= NAGAP =

NAGAP, the Association for Graduate enrollment management (formerly The National Association of Graduate Admissions Professionals) is a non-profit professional organization whose members are devoted exclusively to the concerns of individuals working in the graduate enrollment management environment.

Membership in NAGAP provides an opportunity to network with professional colleagues at all sizes and types of institutions: large and small, public and private, secular and non-secular.

The annual conference, development institutes, membership directory, email newsletter, Perspectives journal, mentor program, and chapter affiliations all help facilitate communication among members.

==History==
25 Significant Events in the Life of NAGAP
-April 15, 1987—After a recruiting workshop held at Babson College, a group of graduate admissions personnel suggested the creation of a forum for networking with colleagues about their mutual concerns in the growing graduate admissions field. Also, the admissions professionals had a desire to create a unified schedule of graduate fairs for the Northeastern region.

-Summer-Fall 1987—The group held a second meeting and NEAGAP (New England Association of Graduate Admissions Professionals) was born. Donald Shaw from Springfield College in Massachusetts was chosen the first president of the new organization. The first membership mailing garnered 32 members from New England and 15 members from outside the region. The treasury rapidly grew to $1,159.16, based mostly on the $35 membership fee.

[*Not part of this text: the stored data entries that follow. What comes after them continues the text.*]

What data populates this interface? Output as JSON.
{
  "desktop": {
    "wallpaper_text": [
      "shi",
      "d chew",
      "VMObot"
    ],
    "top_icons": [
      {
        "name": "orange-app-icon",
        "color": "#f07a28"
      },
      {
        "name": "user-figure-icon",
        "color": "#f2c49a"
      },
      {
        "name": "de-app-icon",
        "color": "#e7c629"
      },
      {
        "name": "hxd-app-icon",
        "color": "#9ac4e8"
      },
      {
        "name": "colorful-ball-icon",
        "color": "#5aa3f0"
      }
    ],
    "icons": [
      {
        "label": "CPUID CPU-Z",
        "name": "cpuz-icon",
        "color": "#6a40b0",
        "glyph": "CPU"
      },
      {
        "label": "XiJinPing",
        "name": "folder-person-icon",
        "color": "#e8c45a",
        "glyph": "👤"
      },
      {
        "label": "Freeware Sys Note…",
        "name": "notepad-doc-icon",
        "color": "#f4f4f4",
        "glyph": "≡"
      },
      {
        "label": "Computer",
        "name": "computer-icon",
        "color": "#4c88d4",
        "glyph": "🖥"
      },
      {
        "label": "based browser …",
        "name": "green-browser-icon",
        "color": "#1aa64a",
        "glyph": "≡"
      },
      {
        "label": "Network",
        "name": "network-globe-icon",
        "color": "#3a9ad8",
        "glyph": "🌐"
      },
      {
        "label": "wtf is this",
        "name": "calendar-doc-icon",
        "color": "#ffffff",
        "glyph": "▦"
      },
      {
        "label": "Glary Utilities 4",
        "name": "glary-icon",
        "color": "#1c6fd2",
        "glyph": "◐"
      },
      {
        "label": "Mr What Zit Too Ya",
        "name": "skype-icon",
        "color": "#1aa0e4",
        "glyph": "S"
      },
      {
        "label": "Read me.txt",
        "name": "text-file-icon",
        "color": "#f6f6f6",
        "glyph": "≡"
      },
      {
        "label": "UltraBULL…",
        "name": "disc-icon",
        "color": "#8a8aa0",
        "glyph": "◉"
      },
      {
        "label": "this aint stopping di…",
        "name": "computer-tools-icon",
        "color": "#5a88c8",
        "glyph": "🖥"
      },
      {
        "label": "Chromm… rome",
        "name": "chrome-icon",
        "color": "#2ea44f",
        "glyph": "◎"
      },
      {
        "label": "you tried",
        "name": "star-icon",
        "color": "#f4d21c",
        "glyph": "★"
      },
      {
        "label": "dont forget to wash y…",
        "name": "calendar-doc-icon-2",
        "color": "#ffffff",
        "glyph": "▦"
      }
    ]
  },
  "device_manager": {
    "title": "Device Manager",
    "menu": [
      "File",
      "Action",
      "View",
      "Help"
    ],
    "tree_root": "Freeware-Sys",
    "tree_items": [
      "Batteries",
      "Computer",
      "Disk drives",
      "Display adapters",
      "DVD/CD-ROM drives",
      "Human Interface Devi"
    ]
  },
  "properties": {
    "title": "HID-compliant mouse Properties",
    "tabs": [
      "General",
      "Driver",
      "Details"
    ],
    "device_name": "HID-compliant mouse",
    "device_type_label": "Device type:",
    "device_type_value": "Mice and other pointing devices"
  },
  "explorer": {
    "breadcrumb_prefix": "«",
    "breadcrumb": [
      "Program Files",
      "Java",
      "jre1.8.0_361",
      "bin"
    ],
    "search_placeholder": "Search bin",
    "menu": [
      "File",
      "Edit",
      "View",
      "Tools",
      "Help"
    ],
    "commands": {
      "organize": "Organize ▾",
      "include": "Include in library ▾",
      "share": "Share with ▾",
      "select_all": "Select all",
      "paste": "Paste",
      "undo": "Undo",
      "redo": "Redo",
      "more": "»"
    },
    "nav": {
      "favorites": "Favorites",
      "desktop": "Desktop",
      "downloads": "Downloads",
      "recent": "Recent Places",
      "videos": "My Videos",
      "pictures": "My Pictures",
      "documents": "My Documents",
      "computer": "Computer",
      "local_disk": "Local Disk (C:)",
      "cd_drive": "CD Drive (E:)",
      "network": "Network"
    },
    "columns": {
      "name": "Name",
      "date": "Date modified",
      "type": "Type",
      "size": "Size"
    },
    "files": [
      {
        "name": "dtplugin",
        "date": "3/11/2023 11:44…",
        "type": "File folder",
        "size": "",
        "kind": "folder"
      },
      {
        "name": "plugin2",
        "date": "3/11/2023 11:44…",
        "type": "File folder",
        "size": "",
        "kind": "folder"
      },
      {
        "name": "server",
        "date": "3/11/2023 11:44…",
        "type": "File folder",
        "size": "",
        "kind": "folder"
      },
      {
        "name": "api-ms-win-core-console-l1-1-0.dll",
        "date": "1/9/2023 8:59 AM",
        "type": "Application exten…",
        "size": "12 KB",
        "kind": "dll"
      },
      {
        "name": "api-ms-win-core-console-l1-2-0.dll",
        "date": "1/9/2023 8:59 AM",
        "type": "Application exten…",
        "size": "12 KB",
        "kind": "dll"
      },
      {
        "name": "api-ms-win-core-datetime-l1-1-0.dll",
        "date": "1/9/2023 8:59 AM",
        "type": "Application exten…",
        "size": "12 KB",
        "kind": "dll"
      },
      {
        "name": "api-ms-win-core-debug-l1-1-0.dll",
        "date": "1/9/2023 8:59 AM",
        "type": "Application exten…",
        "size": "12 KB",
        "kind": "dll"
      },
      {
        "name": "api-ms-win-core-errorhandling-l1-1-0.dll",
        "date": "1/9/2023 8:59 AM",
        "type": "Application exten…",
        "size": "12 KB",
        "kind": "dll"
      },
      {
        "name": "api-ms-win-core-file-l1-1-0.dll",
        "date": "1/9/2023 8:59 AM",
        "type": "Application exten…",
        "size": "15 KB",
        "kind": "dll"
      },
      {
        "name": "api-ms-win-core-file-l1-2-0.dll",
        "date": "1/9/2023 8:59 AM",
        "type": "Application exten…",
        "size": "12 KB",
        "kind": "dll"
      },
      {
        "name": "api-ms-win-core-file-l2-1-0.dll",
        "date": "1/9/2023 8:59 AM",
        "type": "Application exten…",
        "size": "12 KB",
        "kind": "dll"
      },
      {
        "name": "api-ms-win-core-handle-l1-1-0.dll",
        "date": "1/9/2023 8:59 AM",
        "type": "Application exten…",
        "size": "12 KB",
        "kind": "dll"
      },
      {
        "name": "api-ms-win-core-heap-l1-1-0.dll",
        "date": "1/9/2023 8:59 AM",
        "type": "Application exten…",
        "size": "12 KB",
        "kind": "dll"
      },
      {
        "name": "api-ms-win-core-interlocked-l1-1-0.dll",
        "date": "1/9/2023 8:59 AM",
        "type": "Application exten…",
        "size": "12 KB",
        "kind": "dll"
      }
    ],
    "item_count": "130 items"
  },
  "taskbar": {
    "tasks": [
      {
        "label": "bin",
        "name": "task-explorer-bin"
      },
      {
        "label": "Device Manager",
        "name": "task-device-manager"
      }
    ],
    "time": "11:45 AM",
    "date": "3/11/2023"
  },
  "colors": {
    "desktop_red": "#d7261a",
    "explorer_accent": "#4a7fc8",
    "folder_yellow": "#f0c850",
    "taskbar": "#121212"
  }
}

With the assistance of Peterson's Guides, Inc., the fledgling association also published and mailed its first newsletter, which became a journal three years later.

-April 1988—The first NEAGAP conference was held at Sturbridge, Massachusetts, with approximately 100 conference participants in attendance.

-April 26, 1991—By the fourth conference, which took place in Manchester, Vermont, the membership had grown to over 300, with more members outside the New England area than within it. Members at this conference voted to become a national organization called NAGAP—National Association of Graduate Admissions Professionals.

-September 1993—The NAGAP Standards for Graduate Admissions Personnel first appeared in the NAGAP Journal; they were voted by acclamation at the 1994 conference and still guide the organization's professional practices today.

-June 1993—The first annual Calendar of Graduate and Professional School Fairs was distributed in paper form to all NAGAP members.

-Summer 1994—NAGAP developed and administered its first biannual salary and membership survey.

-Summer 1995—First Professional Development Workshop for new admissions personnel was held with approximately 40 new admissions professionals in attendance.

-Winter 1996—NAGAP introduced a Listserv and a Web site for member use.

-April 1996—The 10th anniversary was celebrated at the conference in Orlando. Over 270 members attended this conference and NAGAP had a total membership of approximately 750.

-February 1998—NAGAP hosted its first Advanced Professional Development Workshop in San Juan, Puerto Rico.

-June 2000—NAGAP met its goal of 1,000 members.

-Summer 2000—The NAGAP Calendar of Graduate and Professional Fairs became a web-based directory.

-November 2001—NAGAP presented the first Executive Professional Development Workshop in New Orleans.

-Fall 2002—the NAGAP Journal changed to a newsmagazine called Perspectives.

-January 2003—NAGAP's first electronic newsletter was distributed to the membership. The first Department of State-sponsored EducationUSA adviser attended a NAGAP conference, marking the beginning of a strong, mutually beneficial relationship between the overseas advisers and NAGAP.

-April 2005—The Executive Professional Development Workshop was reorganized into a NAGAP's first one-day, topic-oriented, pre-conference session. The name was also changed to Pre-Conference Executive Institute for Graduate Admissions Professionals.

-April 2006—NAGAP's 19th conference was held in Las Vegas, Nevada, with over 900 members in attendance. By this conference, the NAGAP treasury had grown to over $1 million and membership had passed the 1,500 mark.

-June 2006—To better serve its large membership, NAGAP hired an association management company and opened its first executive office in Lenexa, Kansas.

-April 2007—The 20th Anniversary Conference for NAGAP is held in Orlando, Florida —20 years and still growing!

-July 2008— NAGAP's first International Relations Committee and Education Committee was formed. The first Education Leadership meeting was held November 2011, signifying the commitment of NAGAP to effectively design and deliver instructional presentations that meet member needs and address the changes taking place in the organization and universities in the U.S. and abroad.

-2008—NAGAP's Membership hit 2,013 and by 2011, membership representation is in all 50 states and 9 countries.

-July 2010— NAGAP adopted the concept of Knowledge Based Governance.

-2010— Hobson's became NAGAP's first Alliance Circle Partner, followed by ETS in 2011.

NAGAP has 11 functioning Chapters currently operating in 2011, first Chapter NJ-GAP 1994.

-April 2012—NAGAP celebrates 25 years as Leaders in Graduate Enrollment Management!